Published 2:57 pm Tuesday, June 17, 2014

Wooden frames at the site of the former Spring Street Landing Building
Wooden frames at the site of the former Spring Street Landing Building

The wooden frames at the site of the former Spring Street Landing Building, once the home of Downriggers restaurant, are not expected to convey exactly what the structure that the Port of Friday Harbor plans to build there will look like.

Not by themselves.

Still, Town of Friday Harbor officials thought those frames, known as “story posts,” would offer a decent representation of building and its impact on the waterfront and views around it. The port was asked to put them up in prelude to the town council’s June 26 public hearing, in which the council will review the project and consider whether to grant it a permit, town Administer Duncan Wilson said.

“The town is looking for public input, we thought the story posts would help,” Wilson said.

The new building, with its two-story gabled roof line, designed by Bainbridge Island-BC&J Architecture, harkens back to the town’s early days, when warehouses built on piers lined the edge of the harbor. Port Commissioner Greg Hertel notes that the most recent design of the replacement building and its nod to the past is favored by the town Historic Review Board.

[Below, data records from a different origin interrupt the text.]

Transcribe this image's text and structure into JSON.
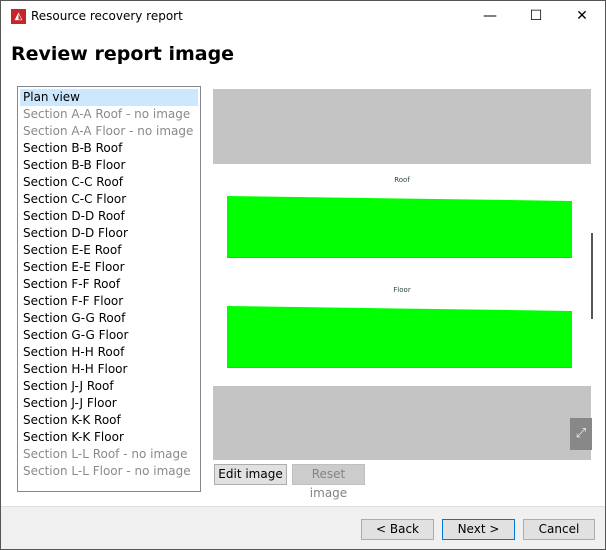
{
  "window": {
    "title": "Resource recovery report",
    "minimize": "—",
    "maximize": "☐",
    "close": "✕"
  },
  "heading": "Review report image",
  "list": [
    {
      "label": "Plan view",
      "state": "selected"
    },
    {
      "label": "Section A-A Roof - no image",
      "state": "disabled"
    },
    {
      "label": "Section A-A Floor - no image",
      "state": "disabled"
    },
    {
      "label": "Section B-B Roof",
      "state": "normal"
    },
    {
      "label": "Section B-B Floor",
      "state": "normal"
    },
    {
      "label": "Section C-C Roof",
      "state": "normal"
    },
    {
      "label": "Section C-C Floor",
      "state": "normal"
    },
    {
      "label": "Section D-D Roof",
      "state": "normal"
    },
    {
      "label": "Section D-D Floor",
      "state": "normal"
    },
    {
      "label": "Section E-E Roof",
      "state": "normal"
    },
    {
      "label": "Section E-E Floor",
      "state": "normal"
    },
    {
      "label": "Section F-F Roof",
      "state": "normal"
    },
    {
      "label": "Section F-F Floor",
      "state": "normal"
    },
    {
      "label": "Section G-G Roof",
      "state": "normal"
    },
    {
      "label": "Section G-G Floor",
      "state": "normal"
    },
    {
      "label": "Section H-H Roof",
      "state": "normal"
    },
    {
      "label": "Section H-H Floor",
      "state": "normal"
    },
    {
      "label": "Section J-J Roof",
      "state": "normal"
    },
    {
      "label": "Section J-J Floor",
      "state": "normal"
    },
    {
      "label": "Section K-K Roof",
      "state": "normal"
    },
    {
      "label": "Section K-K Floor",
      "state": "normal"
    },
    {
      "label": "Section L-L Roof - no image",
      "state": "disabled"
    },
    {
      "label": "Section L-L Floor - no image",
      "state": "disabled"
    }
  ],
  "preview": {
    "roof_title": "Roof",
    "floor_title": "Floor",
    "fill_color": "#00ff00"
  },
  "buttons": {
    "edit": "Edit image",
    "reset": "Reset image",
    "back": "< Back",
    "next": "Next >",
    "cancel": "Cancel"
  }
}
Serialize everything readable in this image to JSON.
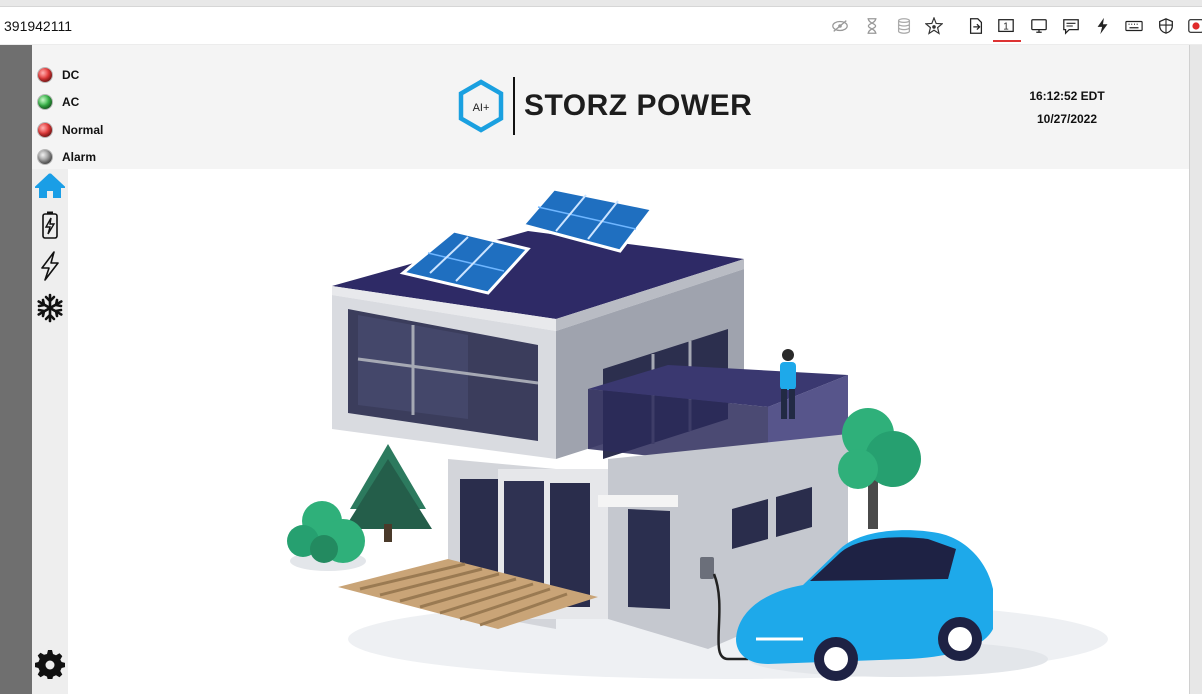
{
  "browser": {
    "address_text": "391942111",
    "toolbar_icons": [
      "eye-off-icon",
      "hourglass-icon",
      "database-icon",
      "star-icon",
      "export-icon",
      "page-number-icon",
      "monitor-icon",
      "comment-icon",
      "lightning-icon",
      "keyboard-icon",
      "shield-icon",
      "record-icon"
    ],
    "toolbar_page_number": "1"
  },
  "status": {
    "items": [
      {
        "label": "DC",
        "led": "red"
      },
      {
        "label": "AC",
        "led": "green"
      },
      {
        "label": "Normal",
        "led": "red"
      },
      {
        "label": "Alarm",
        "led": "gray"
      }
    ]
  },
  "brand": {
    "logo_text": "AI+",
    "name": "STORZ POWER",
    "logo_color": "#1aa0e0"
  },
  "clock": {
    "time": "16:12:52 EDT",
    "date": "10/27/2022"
  },
  "sidebar": {
    "items": [
      {
        "name": "home",
        "icon": "home-icon",
        "active": true
      },
      {
        "name": "battery",
        "icon": "battery-charging-icon"
      },
      {
        "name": "power",
        "icon": "lightning-bolt-icon"
      },
      {
        "name": "cooling",
        "icon": "snowflake-icon"
      },
      {
        "name": "settings",
        "icon": "gear-icon"
      }
    ]
  },
  "colors": {
    "accent_blue": "#1a9ee6",
    "roof_navy": "#2e2a66",
    "car_blue": "#1ea9ea",
    "tree_green": "#2fb07a"
  }
}
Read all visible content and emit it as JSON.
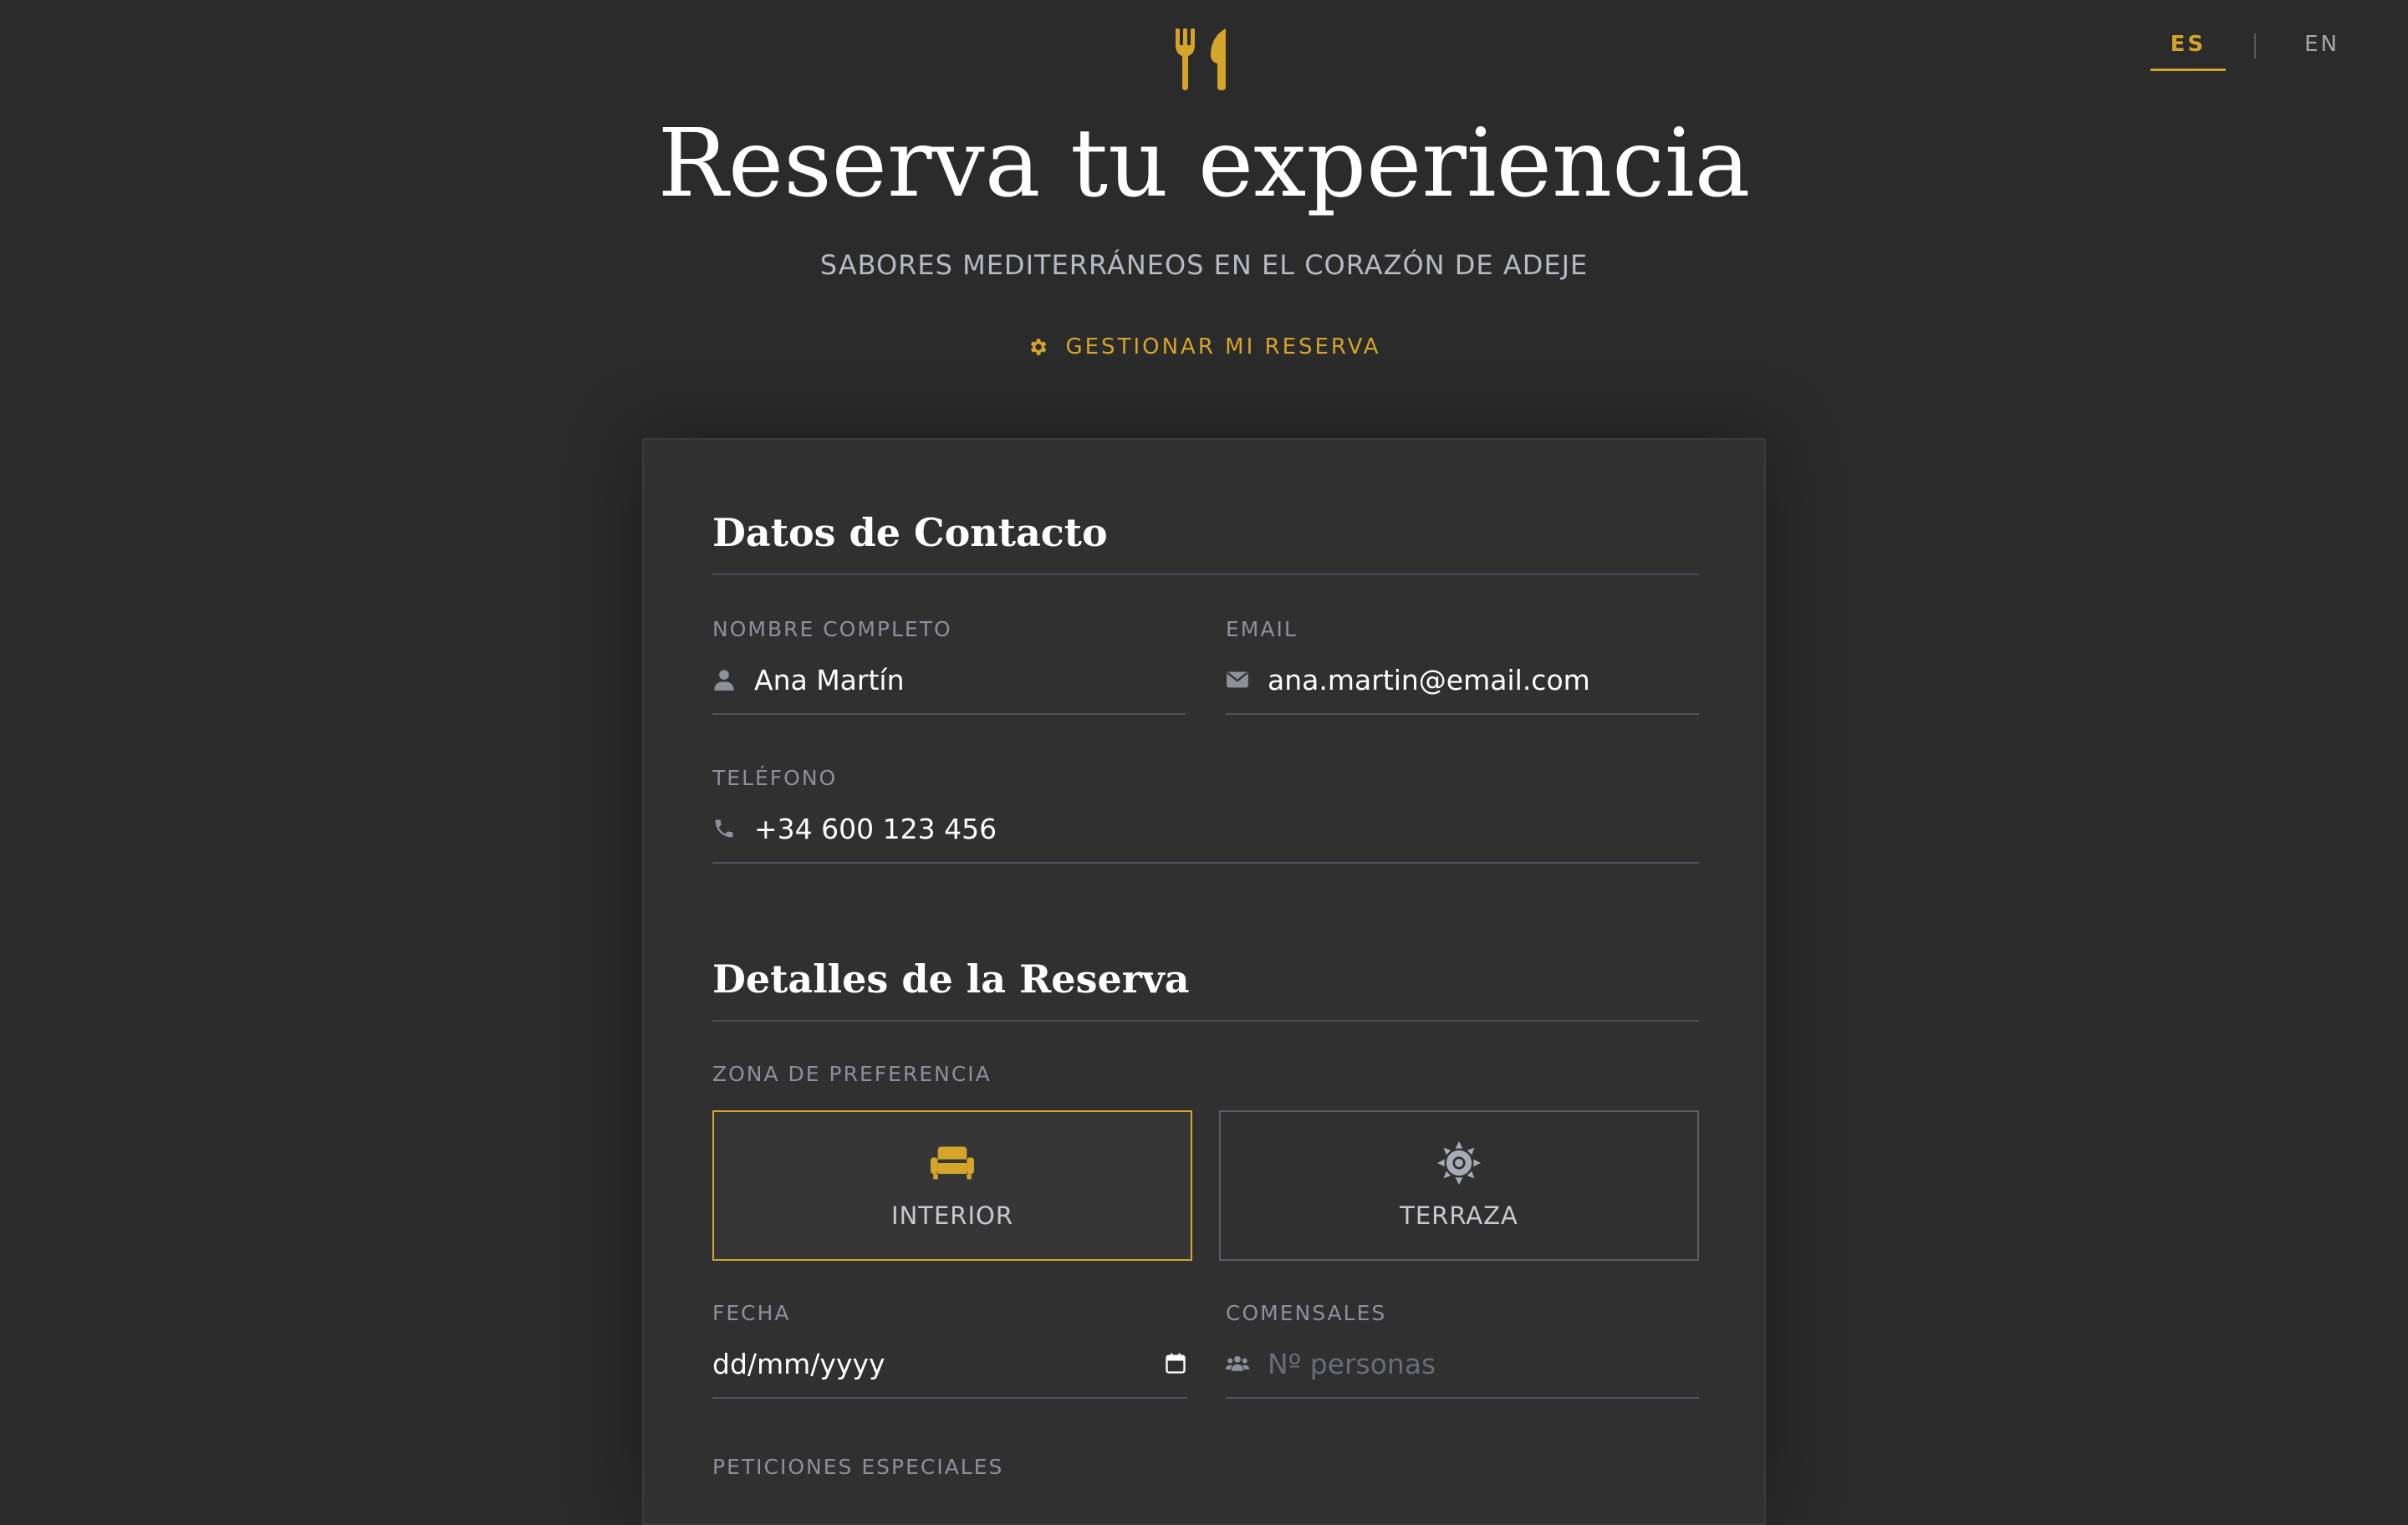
{
  "lang": {
    "options": [
      {
        "label": "ES",
        "active": true
      },
      {
        "label": "EN",
        "active": false
      }
    ]
  },
  "header": {
    "logo_icon": "fork-knife-icon",
    "title": "Reserva tu experiencia",
    "subtitle": "SABORES MEDITERRÁNEOS EN EL CORAZÓN DE ADEJE",
    "manage_link": "GESTIONAR MI RESERVA",
    "manage_icon": "gear-icon"
  },
  "contact": {
    "title": "Datos de Contacto",
    "name": {
      "label": "NOMBRE COMPLETO",
      "value": "Ana Martín",
      "icon": "user-icon"
    },
    "email": {
      "label": "EMAIL",
      "value": "ana.martin@email.com",
      "icon": "envelope-icon"
    },
    "phone": {
      "label": "TELÉFONO",
      "value": "+34 600 123 456",
      "icon": "phone-icon"
    }
  },
  "details": {
    "title": "Detalles de la Reserva",
    "zone_label": "ZONA DE PREFERENCIA",
    "zones": [
      {
        "label": "INTERIOR",
        "icon": "sofa-icon",
        "selected": true
      },
      {
        "label": "TERRAZA",
        "icon": "sun-icon",
        "selected": false
      }
    ],
    "date": {
      "label": "FECHA",
      "placeholder": "dd/mm/yyyy",
      "icon": "calendar-icon"
    },
    "guests": {
      "label": "COMENSALES",
      "placeholder": "Nº personas",
      "icon": "users-icon"
    },
    "special_requests_label": "PETICIONES ESPECIALES"
  },
  "colors": {
    "background": "#2b2b2b",
    "card": "#303030",
    "accent": "#d4a52a",
    "muted": "#8e909b"
  }
}
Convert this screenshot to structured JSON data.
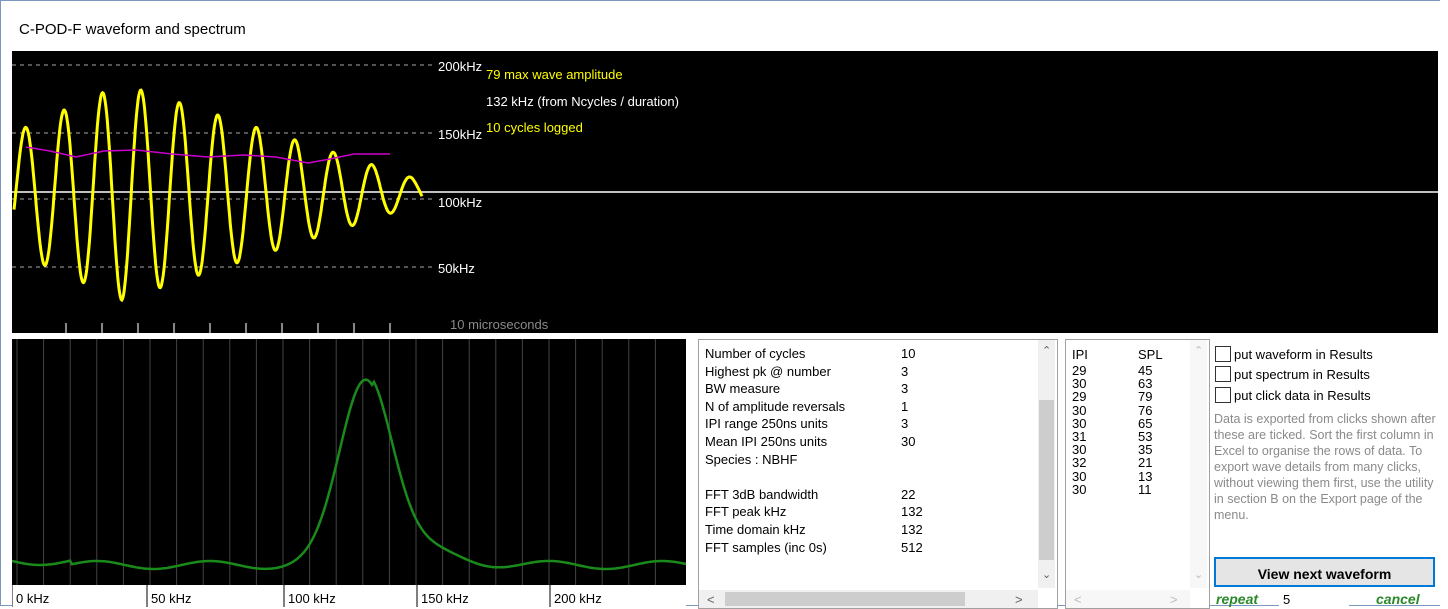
{
  "window": {
    "title": "C-POD-F waveform and spectrum"
  },
  "waveform": {
    "freq_labels": [
      "200kHz",
      "150kHz",
      "100kHz",
      "50kHz"
    ],
    "time_label": "10 microseconds",
    "info": [
      {
        "text": "79 max wave amplitude",
        "color": "#ffff00"
      },
      {
        "text": "132 kHz (from Ncycles / duration)",
        "color": "#ffffff"
      },
      {
        "text": "10 cycles logged",
        "color": "#ffff00"
      }
    ],
    "wave_color": "#ffff00",
    "freq_line_color": "#cc00cc"
  },
  "spectrum": {
    "x_labels": [
      "0 kHz",
      "50 kHz",
      "100 kHz",
      "150 kHz",
      "200 kHz"
    ],
    "line_color": "#1a8a1a"
  },
  "stats": {
    "rows": [
      {
        "name": "Number of cycles",
        "value": "10"
      },
      {
        "name": "Highest pk @ number",
        "value": "3"
      },
      {
        "name": "BW measure",
        "value": "3"
      },
      {
        "name": "N of amplitude reversals",
        "value": "1"
      },
      {
        "name": "IPI range 250ns units",
        "value": "3"
      },
      {
        "name": "Mean IPI 250ns units",
        "value": "30"
      },
      {
        "name": "Species :   NBHF",
        "value": ""
      },
      {
        "name": "",
        "value": ""
      },
      {
        "name": "FFT 3dB bandwidth",
        "value": "22"
      },
      {
        "name": "FFT peak kHz",
        "value": "132"
      },
      {
        "name": "Time domain kHz",
        "value": "132"
      },
      {
        "name": "FFT samples (inc 0s)",
        "value": "512"
      }
    ]
  },
  "ipi_table": {
    "headers": [
      "IPI",
      "SPL"
    ],
    "rows": [
      [
        "29",
        "45"
      ],
      [
        "30",
        "63"
      ],
      [
        "29",
        "79"
      ],
      [
        "30",
        "76"
      ],
      [
        "30",
        "65"
      ],
      [
        "31",
        "53"
      ],
      [
        "30",
        "35"
      ],
      [
        "32",
        "21"
      ],
      [
        "30",
        "13"
      ],
      [
        "30",
        "11"
      ]
    ]
  },
  "options": {
    "checkboxes": [
      "put waveform in Results",
      "put spectrum in Results",
      "put click data in Results"
    ],
    "note": "Data is exported from clicks shown after these are ticked. Sort the first column in Excel to organise the rows of data.   To export wave details from many clicks, without viewing them first, use the utility in section B on the Export page of the menu.",
    "button": "View  next  waveform",
    "repeat_label": "repeat",
    "repeat_value": "5",
    "cancel_label": "cancel"
  }
}
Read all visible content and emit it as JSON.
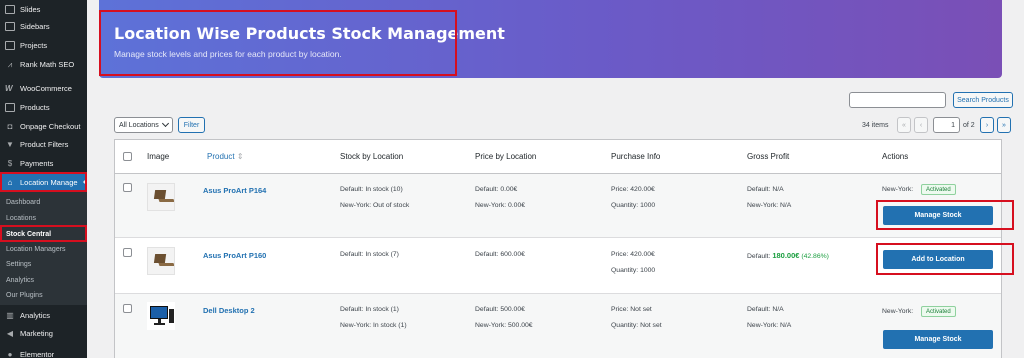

While the height of the building has drawn criticism, Hertel said the story posts do not show the view corridors between the building structures or reflect the open space that will be available on the deck and public plaza that will extend out toward the harbor, both of which are new. The roof line is about one-half to three-quarters of a story taller than the previous building, he said.

“There’s a view through the middle that was never there before,” Hertel said. “There’ll be some impact, no doubt about. But I think we’ve gained more than we’ll lose.”

The first floor of the structure includes retail spaces and underground parking. The second story features a public plaza, restaurant and a separate retail building.

About two-third of its construction costs, roughly $4 million, are expected to be paid for from the insurance settlement from the fire that destroyed the previous building in August, 2013.

The town council will begin review of the project at the evening session of its June 26 meeting, which will be at the Brickworks building.